The study established that the new process could quadruple the amount of beta-carotene, the orange pigment the body uses to make vitamin A, in three years. “This is the first report of a rapid cycling process to increase carotenoids in cassava on a large scale,” she added.

Ceballos said that it usually takes about eight years for the selection process to establish genetic gain the time needed for one normal cassava breeding cycle but their process took advantage of the cassava plants that carry the good genes for high-carotene content and can be trusted to transfer these good genes to their offspring.
 
The study is part of a ten-year project funded by the Bill and Melinda Gates Foundation to develop biofortified cassava. “The breeding work to develop high carotene cassava clones for the ten years cost about $2 million,” noted Ceballos.
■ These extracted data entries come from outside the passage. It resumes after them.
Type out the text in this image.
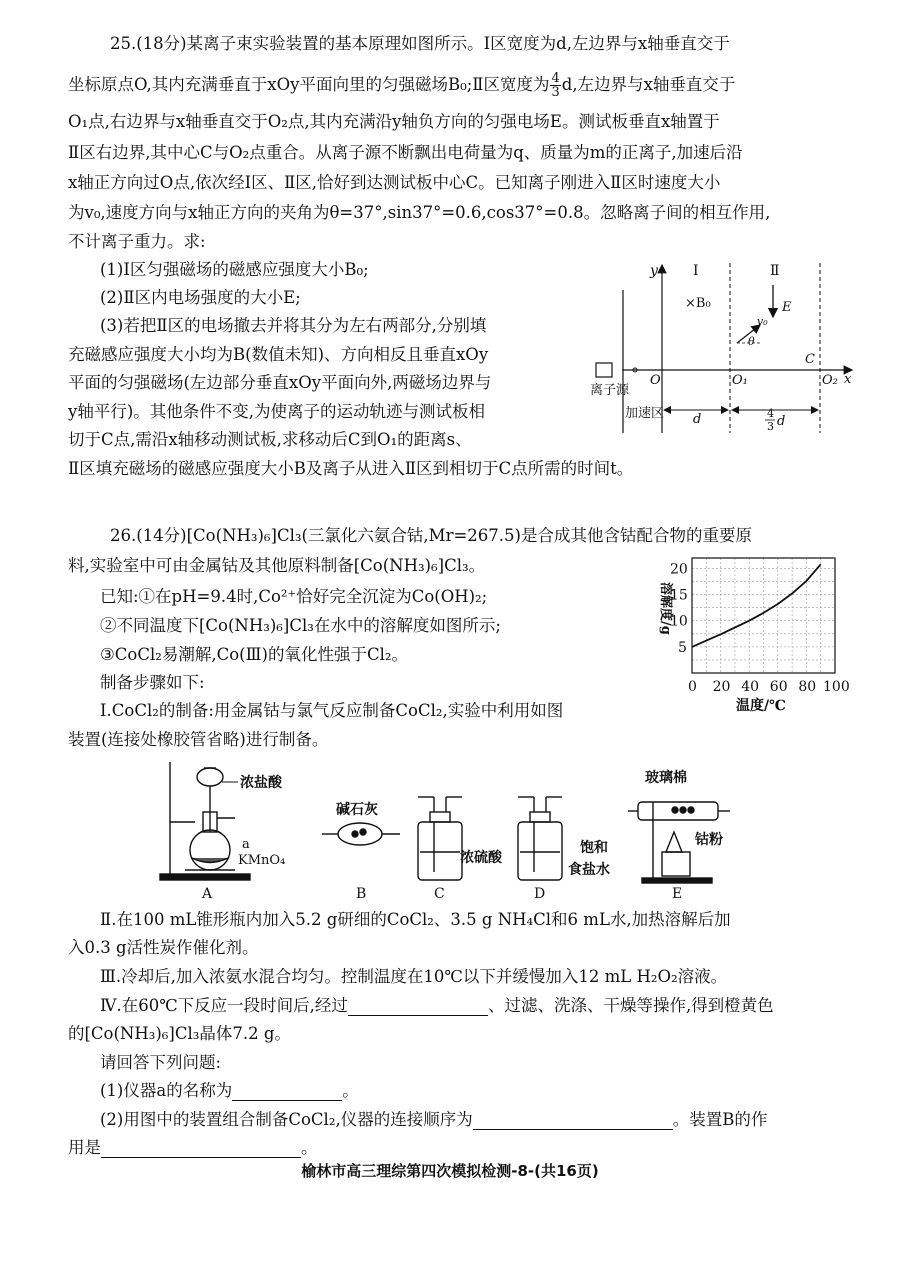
25.(18分)某离子束实验装置的基本原理如图所示。Ⅰ区宽度为d,左边界与x轴垂直交于
坐标原点O,其内充满垂直于xOy平面向里的匀强磁场B₀;Ⅱ区宽度为 $\frac{4}{3} d$,左边界与x轴垂直交于
O₁点,右边界与x轴垂直交于O₂点,其内充满沿y轴负方向的匀强电场E。测试板垂直x轴置于
Ⅱ区右边界,其中心C与O₂点重合。从离子源不断飘出电荷量为q、质量为m的正离子,加速后沿
x轴正方向过O点,依次经Ⅰ区、Ⅱ区,恰好到达测试板中心C。已知离子刚进入Ⅱ区时速度大小
为v₀,速度方向与x轴正方向的夹角为θ=37°,sin37°=0.6,cos37°=0.8。忽略离子间的相互作用,
不计离子重力。求:
(1)Ⅰ区匀强磁场的磁感应强度大小B₀;
(2)Ⅱ区内电场强度的大小E;
(3)若把Ⅱ区的电场撤去并将其分为左右两部分,分别填
充磁感应强度大小均为B(数值未知)、方向相反且垂直xOy
平面的匀强磁场(左边部分垂直xOy平面向外,两磁场边界与
y轴平行)。其他条件不变,为使离子的运动轨迹与测试板相
切于C点,需沿x轴移动测试板,求移动后C到O₁的距离s、
Ⅱ区填充磁场的磁感应强度大小B及离子从进入Ⅱ区到相切于C点所需的时间t。
y
x
Ⅰ	Ⅱ
×B₀	E
v₀
θ
C
O	O₁	O₂
离子源
加速区 d	4
3 d
26.(14分)[Co(NH₃)₆]Cl₃(三氯化六氨合钴,Mr=267.5)是合成其他含钴配合物的重要原
料,实验室中可由金属钴及其他原料制备[Co(NH₃)₆]Cl₃。
已知:①在pH=9.4时,Co²⁺恰好完全沉淀为Co(OH)₂;
②不同温度下[Co(NH₃)₆]Cl₃在水中的溶解度如图所示;
③CoCl₂易潮解,Co(Ⅲ)的氧化性强于Cl₂。
制备步骤如下:
Ⅰ.CoCl₂的制备:用金属钴与氯气反应制备CoCl₂,实验中利用如图
装置(连接处橡胶管省略)进行制备。
0 20 40 60 80 100
5
10
15
20
溶解度/g
温度/℃
浓盐酸
a
KMnO₄
碱石灰
浓硫酸
饱和
食盐水
玻璃棉
钴粉
A	B	C	D	E
Ⅱ.在100 mL锥形瓶内加入5.2 g研细的CoCl₂、3.5 g NH₄Cl和6 mL水,加热溶解后加
入0.3 g活性炭作催化剂。
Ⅲ.冷却后,加入浓氨水混合均匀。控制温度在10℃以下并缓慢加入12 mL H₂O₂溶液。
Ⅳ.在60℃下反应一段时间后,经过	、过滤、洗涤、干燥等操作,得到橙黄色
的[Co(NH₃)₆]Cl₃晶体7.2 g。
请回答下列问题:
(1)仪器a的名称为	。
(2)用图中的装置组合制备CoCl₂,仪器的连接顺序为	。装置B的作
用是	。
榆林市高三理综第四次模拟检测-8-(共16页)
The cassava varieties developed at CIAT in Colombia, he explained, have been sent to International Institute of Tropical Agriculture in Nigeria where they are being used to develop commercial varieties that will meet farmers’ expectations. The initial focus countries are Democratic Republic of Congo and Nigeria but the implementation will also gradually focus on other East African countries like Uganda and Kenya.
 
Ceballos says scientists need policymakers to fast-track the uptake of their research findings. Ivan Rwomushana, staple crops programme manager at the Association for Strengthening Agricultural Research in Eastern and Central Africa, says: “The development of cassava varieties rich in pro-vitamin A can contribute tremendously to vitamin A nutrition”.
 
“The development and promotion of vitamin A-rich varieties will make a timely and significant contribution to improving dietary vitamin A status and food security in the region”. Rwomushana adds that to combat vitamin A deficiency, there should be a combined approach, including using supplementation, long-term nutritional education and diets with varieties of nutrients.